Last month we kicked off Entertainment Self-Care with “super-soft” TV, the shows and programs that help us wind down after a long, probably bad, day in our nightmare dystopia reality. Your response was overwhelming, with lots of great suggestions pouring in for more super-soft watching. So here are a few of your recommendations, culled from shows that got three or more referrals. And keep the suggestions coming, we will be revisiting super-soft TV again.
The long-running animated sitcom that has given us so much, not least of which is smart, strong, sensual heroine Tina Belcher. Turns out, a LOT of you are unwinding to Bob’s Burgers, and it’s no wonder. The show has over 160 episodes and is as funny today as it was when it premiered in 2011. Featuring a stellar voice cast stuffed with comedians and headed up by the Voice of Archer Sterling, H. Jon Benjamin, Bob’s Burgers is smart comedy filled with pop culture riffs and absurd asides. If Archer runs a little too abrasive for you, Bob’s Burgers will push your animated comedy button with affectionately teasing glee. It can be streamed on Hulu.
This one is actually my recommendation, I just left it off the original Super-Soft TV list (and I still can’t believe I did). Imported by Netflix, The Casketeers is a reality show from New Zealand about a Maori family that runs a funeral home. The show takes its cues from Francis Tipene, patriarch of the Tipene family and co-owner, along with his wife Kaiora, of Tipene Funerals. Francis is fussy and fastidious, lighting matches outside the restroom because “you can’t grieve properly if you can smell poo”, and he is also unfailingly kind and generous to the families with whom he interacts. Meghan O’Keefe of Decider turned me onto the show around the holidays, describing it as “The Office meets Taika Waititi”, and there really isn’t a better description.

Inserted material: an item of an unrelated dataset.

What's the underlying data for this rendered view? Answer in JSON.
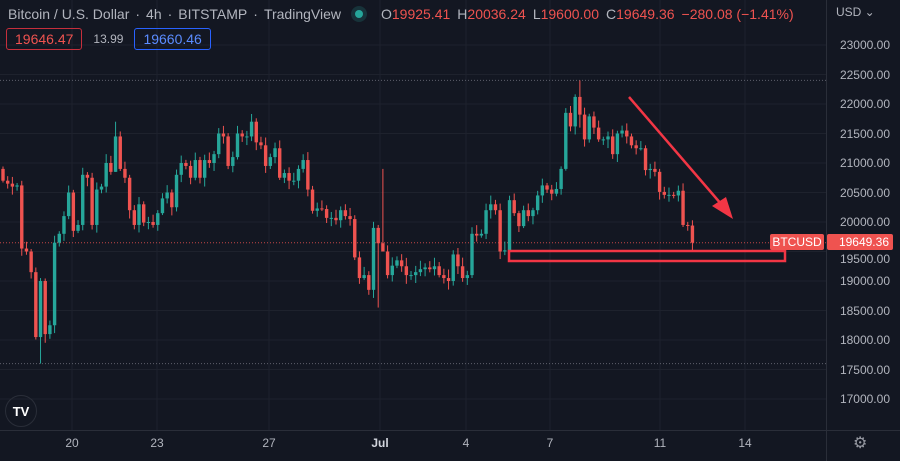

By far the most recommended show for super-soft watching, Derry Girls is another Netflix import. This one comes from Northern Ireland, and is set in Londonderry during the 1990s. Derry Girls is centered on Erin (the absolutely delightful Saoirse-Monica Jackson) and her friends as they navigate school, teenage shenanigans, and the Troubles. There is a dark thread woven into the show, and it makes a point of juxtaposing the teens’ problems with the Troubles, but it is so funny, and the kids so hilariously assholish in the specific way of teenagers, that even with that latent darkness it is still super-soft. It’s also kind of a perfect parallel to now, when so often all we have to fight back the dark is our ability to keep laughing even as everything goes to hell around us.
I have no one but myself to blame for coming so late to Schitt’s Creek. The second-most referred show for super-soft watching, Schitt’s is the brainchild of comedian and Canadian Dan Levy, and his dad, Eugene. It’s about a family of rich idiots who lose everything and have to move to a crappy small town where Chris Elliott is the mayor. Every single person on this show down to the background actors is absolutely flawless, but the real stand out is Catherine O’Hara, for whom this is a breathtaking showcase. When I finally got around to watching Schitt’s Creek, I finished it in three days and immediately turned around and watched again. Episodes air on CBC in Canada, but can be streamed up to season four on Netflix. Now, let Moira Rose and her brobdingnagian vocabulary wash over you in a calming repose.